Activité partielle de longue durée rebond : relèvement du taux – Centre Inffo

Le décret publié le 6 mars 2026 au Journal officiel modifie les modalités d’indemnisation dans le cadre de l’activité partielle de longue durée rebond (APLD-R). À partir du 1er janvier 2026, le taux horaire minimum de l’allocation versée aux employeurs pour les heures non travaillées est fixé à 9,52 euros. Cette évolution vise à soutenir financièrement les entreprises confrontées à une réduction durable de leur activité, tout en leur assurant une meilleure stabilité pour leurs salariés durant cette période difficile.

Par ailleurs, le même décret prévoit une adaptation spécifique pour Mayotte, où le taux horaire minimum de cette allocation passe à 8,33 euros, afin d’aligner les modalités d’indemnisation avec celles du reste du territoire national.

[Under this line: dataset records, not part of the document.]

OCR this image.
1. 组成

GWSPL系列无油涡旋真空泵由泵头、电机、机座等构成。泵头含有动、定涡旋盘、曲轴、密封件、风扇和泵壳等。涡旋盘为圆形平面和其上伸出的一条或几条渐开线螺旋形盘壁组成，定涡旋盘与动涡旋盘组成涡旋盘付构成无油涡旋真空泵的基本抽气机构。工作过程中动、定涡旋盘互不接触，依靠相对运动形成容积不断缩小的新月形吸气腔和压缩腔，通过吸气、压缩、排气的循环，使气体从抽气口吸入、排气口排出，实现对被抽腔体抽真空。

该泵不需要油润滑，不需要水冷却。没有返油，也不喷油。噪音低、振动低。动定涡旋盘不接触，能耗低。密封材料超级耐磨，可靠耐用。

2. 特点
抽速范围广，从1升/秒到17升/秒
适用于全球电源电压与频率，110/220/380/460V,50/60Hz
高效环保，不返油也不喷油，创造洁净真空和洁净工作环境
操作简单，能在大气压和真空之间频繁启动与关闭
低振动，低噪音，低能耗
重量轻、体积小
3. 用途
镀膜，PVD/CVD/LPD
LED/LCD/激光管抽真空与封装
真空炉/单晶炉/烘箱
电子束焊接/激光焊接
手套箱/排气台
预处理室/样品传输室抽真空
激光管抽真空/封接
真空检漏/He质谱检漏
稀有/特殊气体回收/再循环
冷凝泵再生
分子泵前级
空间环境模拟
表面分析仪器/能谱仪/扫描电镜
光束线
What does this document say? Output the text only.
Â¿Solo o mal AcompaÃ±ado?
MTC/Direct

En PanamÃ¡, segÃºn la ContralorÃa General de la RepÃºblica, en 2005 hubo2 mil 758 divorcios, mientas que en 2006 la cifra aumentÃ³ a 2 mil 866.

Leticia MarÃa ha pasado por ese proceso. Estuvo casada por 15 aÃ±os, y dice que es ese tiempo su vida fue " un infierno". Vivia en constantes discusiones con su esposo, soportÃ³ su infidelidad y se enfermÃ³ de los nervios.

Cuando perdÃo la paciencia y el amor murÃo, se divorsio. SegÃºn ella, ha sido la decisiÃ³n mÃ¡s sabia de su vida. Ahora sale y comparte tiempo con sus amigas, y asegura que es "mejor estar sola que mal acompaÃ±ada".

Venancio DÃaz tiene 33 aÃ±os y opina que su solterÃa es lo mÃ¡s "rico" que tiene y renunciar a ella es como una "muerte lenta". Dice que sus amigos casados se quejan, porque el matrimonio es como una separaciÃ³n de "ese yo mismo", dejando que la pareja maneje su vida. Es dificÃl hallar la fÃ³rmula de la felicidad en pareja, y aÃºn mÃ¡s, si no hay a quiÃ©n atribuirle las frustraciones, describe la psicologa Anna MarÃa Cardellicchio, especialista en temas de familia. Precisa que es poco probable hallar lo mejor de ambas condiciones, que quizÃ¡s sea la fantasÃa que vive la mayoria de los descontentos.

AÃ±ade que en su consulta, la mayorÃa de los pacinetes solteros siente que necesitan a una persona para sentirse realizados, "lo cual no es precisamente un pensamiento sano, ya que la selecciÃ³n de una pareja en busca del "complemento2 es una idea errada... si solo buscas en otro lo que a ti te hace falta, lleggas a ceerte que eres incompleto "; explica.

Cette mesure témoigne d’une volonté d’harmoniser les conditions de soutien public sur l’ensemble du territoire, en tenant compte des particularités économiques de Mayotte. La mise à jour de ces taux doit permettre de mieux préserver l’emploi dans des zones économiquement fragiles tout en facilitant la reprise d’activité pour les employeurs concernés.

Ce relèvement du taux d’indemnisation marque une étape importante dans la politique d’accompagnement des entreprises face aux défis de la relance économique.

Les dispositions relatives à l’APLD-R s’inscrivent dans un contexte de soutien accru à l’économie, notamment avec le projet de loi de finances pour 2021, qui prévoit une augmentation de 3,2 % du budget structurel du ministère du Travail. La prolongation de l’activité partielle jusqu’au 31 décembre 2022 témoigne également de la volonté du gouvernement d’assurer une stabilité sufficiente aux employeurs et aux salariés en période de crise. Des dispositifs complémentaires comme le soutien au plan de relance viennent renforcer cet arsenal destiné à préserver l’emploi et soutenir la reprise économique.

Le ministre du Travail, Muriel Pénicaud, a récemment annoncé la finalisation d’une cartographie des filières économiques sur lesquelles seront appuyés les opérateurs de compétences. Ces mesures, accompagnées d’une communication régulière et de dispositifs d’accompagnement, visent à renforcer les liens entre les acteurs économiques et à optimiser la mise en œuvre des dispositifs d’activité partielle. La dynamique mise en place indique que la politique de soutien à l’emploi reste une priorité du gouvernement dans un contexte de reprise encore fragile.